The national letter of intent, however, was a problem. Any basketball program that engages a student-athlete with a signed NLI could be looking at a major NCAA violation. And so while some mid-majors told Mantegna that they’d give a scholarship if it ever became possible, the high level schools moved on.

O’Connell had a spectacular season at Blair, averaging 18 points, five assists and five rebounds. Moreover, he had a penchant for delivering big plays.

“He’s one of the 10 most-impactful players I’ve had and I’ve coached 70 Division I players and five who went on to the NBA,” said Mantegna, who has coached 20 seasons at Blair. “It’s those five and he is in the next five . . . He’s a cut above as a competitor and he has a feel and high IQ for the game. He doesn’t have a profound weakness. That’s a rarity in high school basketball.”

When the coronavirus got its claws into the northeast, schools closed and spring sports canceled, the landscape of everything began to shift. The NCAA offered an extra year of eligibility to student-athletes  who missed their spring season and for many who would be incoming freshmen it was high impact.

“I understand why the NCAA made the [eligibility] decision. Still there were a lot of challenges,” said Tillman, the Terrapins lacrosse coach. “There were seniors that wanted to return but worried whether the jobs they’d lined up would still be there in a year. There were high school players who discovered they could be lower on the depth chart than planned.”

That concern circulated among the Maryland commits.

“It was a situation. Kids who were going to play right away might now have to wait two years,” Tim O’Connell said. “Coach Tillman told us some kids were going to prep school for a year and would then come. We considered that option for Michael.”

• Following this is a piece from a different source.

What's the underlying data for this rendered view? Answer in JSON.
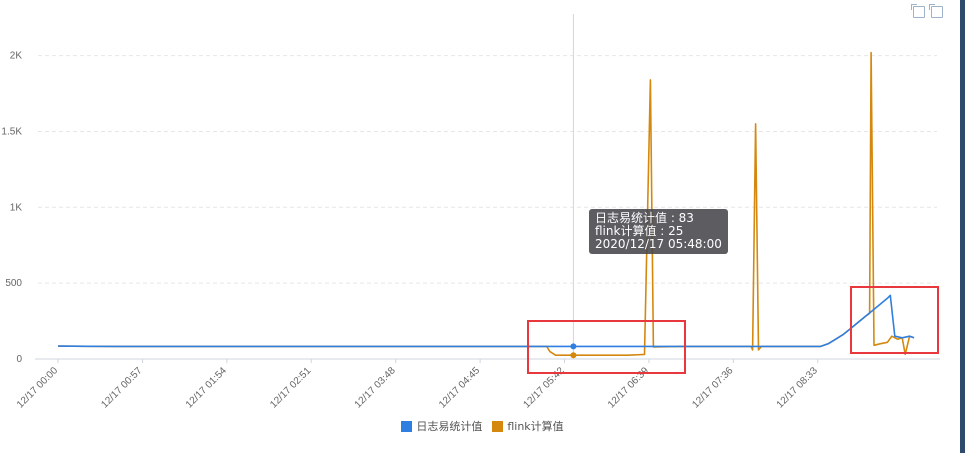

That’s where Michael O’Connell placed the bet on himself. He asked Tillman to release him from his national letter of intent. This was a gamble. Maryland would be able to give his scholarship to another athlete and, even if he went to prep school, there was no guarantee he’d be offered one again. And, as Mantegna explained, “no major [basketball] programs were on him, many hadn’t seen him and those that had come to our games were there looking at other players.”

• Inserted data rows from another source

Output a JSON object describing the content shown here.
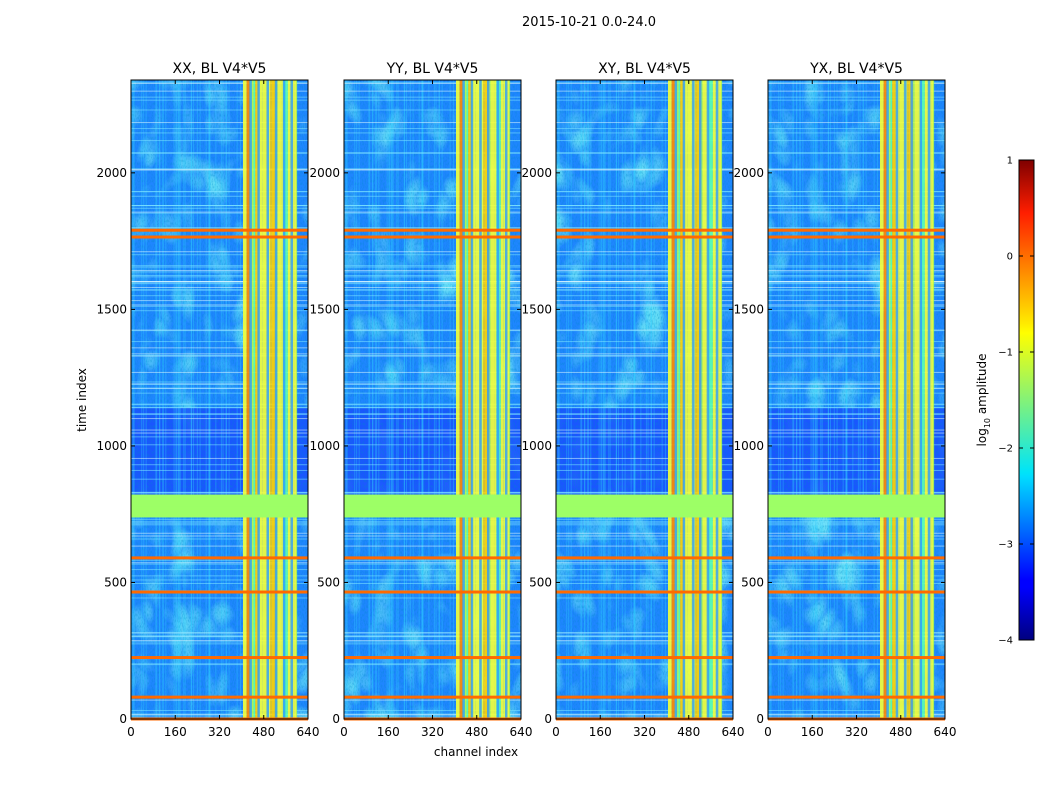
{
  "figure_title": "2015-10-21 0.0-24.0",
  "chart_data": {
    "type": "heatmap",
    "suptitle": "2015-10-21 0.0-24.0",
    "xlabel": "channel index",
    "ylabel": "time index",
    "xlim": [
      0,
      640
    ],
    "ylim": [
      0,
      2340
    ],
    "xticks": [
      0,
      160,
      320,
      480,
      640
    ],
    "yticks": [
      0,
      500,
      1000,
      1500,
      2000
    ],
    "panels": [
      {
        "title": "XX, BL V4*V5",
        "pol": "XX"
      },
      {
        "title": "YY, BL V4*V5",
        "pol": "YY"
      },
      {
        "title": "XY, BL V4*V5",
        "pol": "XY"
      },
      {
        "title": "YX, BL V4*V5",
        "pol": "YX"
      }
    ],
    "colorbar": {
      "label": "log10 amplitude",
      "label_base": "log",
      "label_sub": "10",
      "label_rest": " amplitude",
      "vmin": -4,
      "vmax": 1,
      "ticks": [
        -4,
        -3,
        -2,
        -1,
        0,
        1
      ],
      "tick_labels": [
        "−4",
        "−3",
        "−2",
        "−1",
        "0",
        "1"
      ],
      "colormap": "jet"
    },
    "features": {
      "rfi_channel_band": [
        405,
        600
      ],
      "flagged_rows": [
        0,
        80,
        225,
        465,
        590,
        760,
        800,
        1765,
        1790
      ],
      "quiet_block_rows": [
        800,
        1140
      ]
    }
  },
  "colors": {
    "background": "#ffffff",
    "axis": "#000000",
    "band_high": "#ff6a00",
    "band_mid": "#aaff55",
    "low": "#0040ff"
  }
}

“It was a bittersweet thing for me because going to Maryland was what I had planned for years,” Michael O’Connell said. “There were other things, too. By the time lacrosse season rolled around I wouldn’t have played for two years because this spring was canceled. That would have been a disadvantage. And there was maybe going to be this logjam of players.”

The ask was big for Tillman, too. Releasing O’Connell could mean he’d end up at another program.

“I’ve been doing this for a while and when a player makes that ask, you can’t take it personally,” Tillman said. The player has to do what’s best for himself and I know that family and they were open and honest. Michael was a three-sport athlete. When he blew up playing basketball for Blair, I knew he might want to choose basketball.”

Tillman gave the release May 1 and the NCAA approved it two days later. Then Mantegna went public with O’Connell’s availability and the calls started. Mantegna fielded inquiries from Stanford, UCLA, Cal, Georgetown, Vanderbilt and Georgia.

When Mantegna told the O’Connells of the inquiries, they stopped him at the mention of Stanford. “I told him ‘if Stanford’s [interest] was real, I would only talk to them,” Michael O’Connell said.

“The education and level of play were everything Michael wanted,” Tim O’Connell said.

Members of coach Jerod Hasse’s Cardinal staff had actually seen O’Connell play at Blair. In two of those games, Mantegna said, O’Connell hit the game-winning basket just before the buzzer.

Within a couple weeks, O’Connell had a new school and a new scholarship. He began remote classes in late June and is looking forward to getting to campus.

O’Connell told Tillman about his Stanford decision. The two spoke about the possibility of taking a play from Thomas O’Connell’s playbook and playing a season of Maryland lacrosse after four basketball seasons at Stanford.

“I told him I’d hunt him down,” Tillman said, “unless he’s playing basketball at the next level.”